Brotherly ‘us vs. them’
search

Brotherly ‘us vs. them’

Vayishlach - Genesis 32:4-36:43

In this week’s Torah reading, the reunion of the estranged siblings Jacob and Esau finally occurs. Having supplanted his twin brother many years earlier by snaring the birthright and later by obtaining father Isaac’s blessing through deceit and disguise, Jacob appropriately fears that on his return to the homeland he will be confronted by an angry Esau.

Jacob (and the reader) are relieved when Esau’s approach turns to reconciliation rather than revenge: “And Esau ran to meet [Jacob] and embraced him, falling on his neck and kissing him, and they wept.” (Genesis 33:4) The Hebrew word for “and he kissed him” appears in the Torah with a series of unexplained dots over the consonants, opening an avenue of imagination in which rabbinic tradition sees Esau’s apparent affection as duplicitous and insincere. Punning on the Hebrew, Rabbi Yannai teaches that “he came not to kiss him but to bite him.” (Midrash Rabbah to Genesis, 78:12)

Why do some voices of the rabbinic tradition reject the plain sense of the Torah text, which clearly suggests that Esau rose to the occasion and allowed his compassion to triumph over his anger, his forgiveness over his desire for retribution?

Esau in the Torah is both complex and innocent.
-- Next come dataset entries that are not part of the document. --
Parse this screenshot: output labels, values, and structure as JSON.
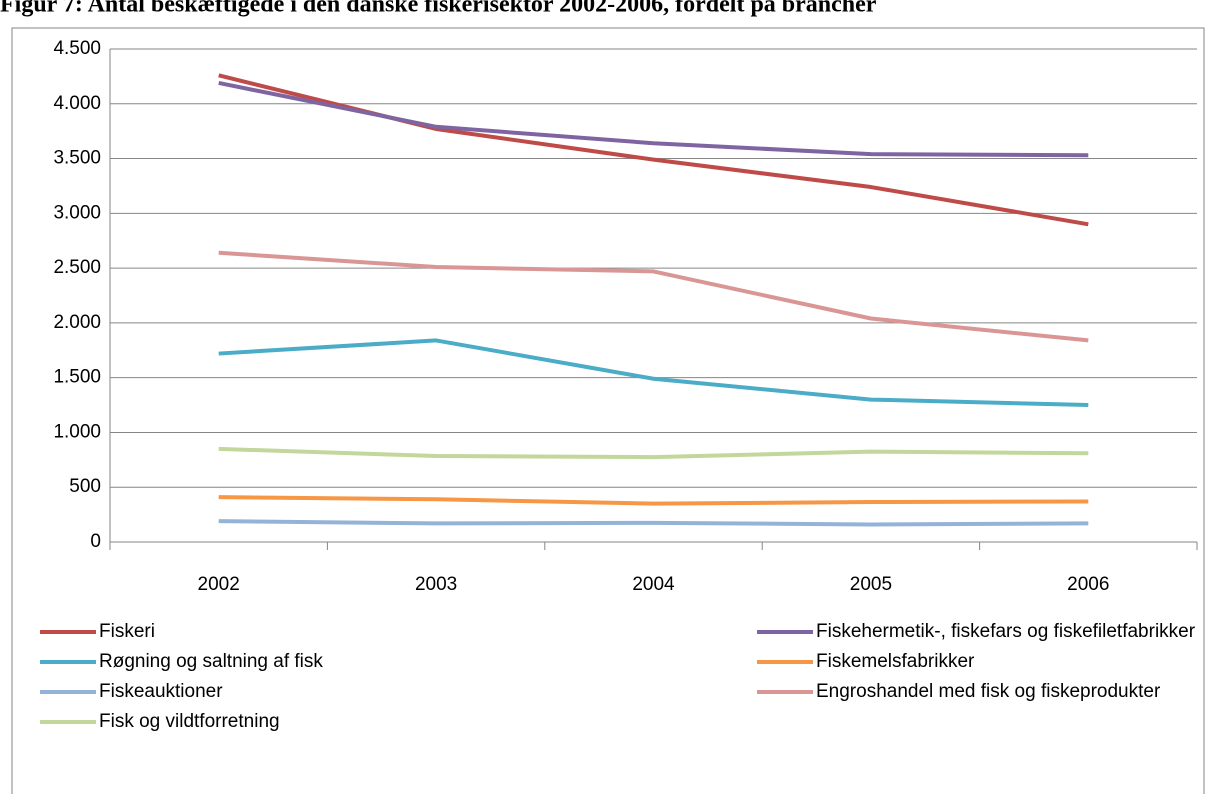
{
  "chart_data": {
    "type": "line",
    "title": "Figur 7: Antal beskæftigede i den danske fiskerisektor 2002-2006, fordelt på brancher",
    "categories": [
      "2002",
      "2003",
      "2004",
      "2005",
      "2006"
    ],
    "series": [
      {
        "name": "Fiskeri",
        "color": "#be4b48",
        "values": [
          4260,
          3770,
          3490,
          3240,
          2900
        ]
      },
      {
        "name": "Fiskehermetik-, fiskefars og fiskefiletfabrikker",
        "color": "#7f64a2",
        "values": [
          4190,
          3790,
          3640,
          3540,
          3530
        ]
      },
      {
        "name": "Røgning og saltning af fisk",
        "color": "#4aacc6",
        "values": [
          1720,
          1840,
          1490,
          1300,
          1250
        ]
      },
      {
        "name": "Fiskemelsfabrikker",
        "color": "#f79646",
        "values": [
          410,
          390,
          350,
          365,
          370
        ]
      },
      {
        "name": "Fiskeauktioner",
        "color": "#95b3d7",
        "values": [
          190,
          170,
          175,
          160,
          170
        ]
      },
      {
        "name": "Engroshandel med fisk og fiskeprodukter",
        "color": "#d99694",
        "values": [
          2640,
          2510,
          2470,
          2040,
          1840
        ]
      },
      {
        "name": "Fisk og vildtforretning",
        "color": "#c3d69b",
        "values": [
          850,
          785,
          775,
          825,
          810
        ]
      }
    ],
    "ylim": [
      0,
      4500
    ],
    "yticks": [
      0,
      500,
      {
        "value": 1000,
        "label": "1.000"
      },
      {
        "value": 1500,
        "label": "1.500"
      },
      {
        "value": 2000,
        "label": "2.000"
      },
      {
        "value": 2500,
        "label": "2.500"
      },
      {
        "value": 3000,
        "label": "3.000"
      },
      {
        "value": 3500,
        "label": "3.500"
      },
      {
        "value": 4000,
        "label": "4.000"
      },
      {
        "value": 4500,
        "label": "4.500"
      }
    ],
    "grid": true
  }
}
His actions on the face of them are more or less innocent, perhaps naive, hardly malicious. True, he exchanges his birthright for a bowl of lentils, but this makes him foolish and perhaps impulsive — hardly wicked.
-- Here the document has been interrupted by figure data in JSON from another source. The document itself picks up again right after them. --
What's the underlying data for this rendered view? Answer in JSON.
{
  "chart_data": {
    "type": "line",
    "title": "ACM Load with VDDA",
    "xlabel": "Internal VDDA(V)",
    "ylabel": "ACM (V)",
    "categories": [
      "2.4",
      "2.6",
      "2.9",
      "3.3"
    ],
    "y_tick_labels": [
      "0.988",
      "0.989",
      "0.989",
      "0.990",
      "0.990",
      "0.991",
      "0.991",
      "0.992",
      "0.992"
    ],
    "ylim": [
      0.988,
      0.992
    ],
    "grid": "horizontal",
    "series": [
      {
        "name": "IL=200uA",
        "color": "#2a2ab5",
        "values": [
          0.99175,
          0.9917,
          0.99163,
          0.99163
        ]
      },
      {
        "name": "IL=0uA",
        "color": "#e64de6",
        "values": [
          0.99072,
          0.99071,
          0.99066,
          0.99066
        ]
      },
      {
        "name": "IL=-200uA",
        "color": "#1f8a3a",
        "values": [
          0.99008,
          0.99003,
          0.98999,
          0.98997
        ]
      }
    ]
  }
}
When informed by his father that Jacob has stolen the blessing, Esau howls in pain, the pain of one who has been taken advantage of, not necessarily the pain of one who has acted with evil intent. (Genesis 27:38)

To understand the rabbinic imperative of isolating Esau and reading his actions and motives in the most negative light, it helps to know that for many of the rabbis of the talmudic period, Esau was a symbolic personification of the oppressors and enemies of the Jewish people, specifically the Roman rulers of Judea and of the Roman empire. Jacob (aka “Israel”), of course, is the personification of the Jewish people.

When rabbinic tradition teaches that “Esau hates Jacob,” it is shorthand for the “us vs. them” political-religious perspective of a good part of ancient rabbinic tradition (and certain strident voices in our contemporary community). Esau cannot be merely an intellectual or spiritual light-weight who surrenders the birthright out of naivete or lack of understanding. He must instead be someone who actively understands the sacred value of the birthright and arrogantly tosses it aside in order to satisfy his gluttony.

Conversely, Jacob (with the help of his mother Rebecca) cannot be what he clearly appears to be: a partner in deceit who tricks Isaac and cheats Esau. He must, by many rabbinic interpretations, be someone who understands the sacred responsibility of the birthright, who does what he does for a higher purpose, whose actions receive implicit divine endorsement. After all, when Jacob flees his home to escape Esau’s anger, he immediately has a vision of God in which God makes a series of promises that celebrate Jacob’s inheritance of the line of Isaac and Abraham. (Genesis 28:10-22)

Because later Jewish tradition read the figures of Jacob and Esau as paradigms, respectively, of Jews and gentiles, and because the political experience of Jews under Roman rule was generally negative, it is not unusual to see the rabbis using Esau as a subtle — and presumably to Roman eyes and ears, well-disguised — representation of the oppressors.

But in so doing, the rabbis — and the generations of Jews who study their insights — often absorb their interpretations and retroject them into a text whose narrative is less clear. As a story of sibling relationships, family conflict, and complex emotions, the reunion of Jacob and Esau artfully leaves the reader to ponder just who was wrong and who was right, just who showed cunning and ruthlessness, and who demonstrated simple trust and perhaps bad judgment.

When Esau puts aside the intervening years and embraces his brother, in the words of Rabbi Samson Raphael Hirsch, “what we have here is a revelation of genuine humanity…when the strong respects the strong, this is discretion. But when the strong falls on the neck of the weak and casts away his sword, then we know that humanity and justice have prevailed.”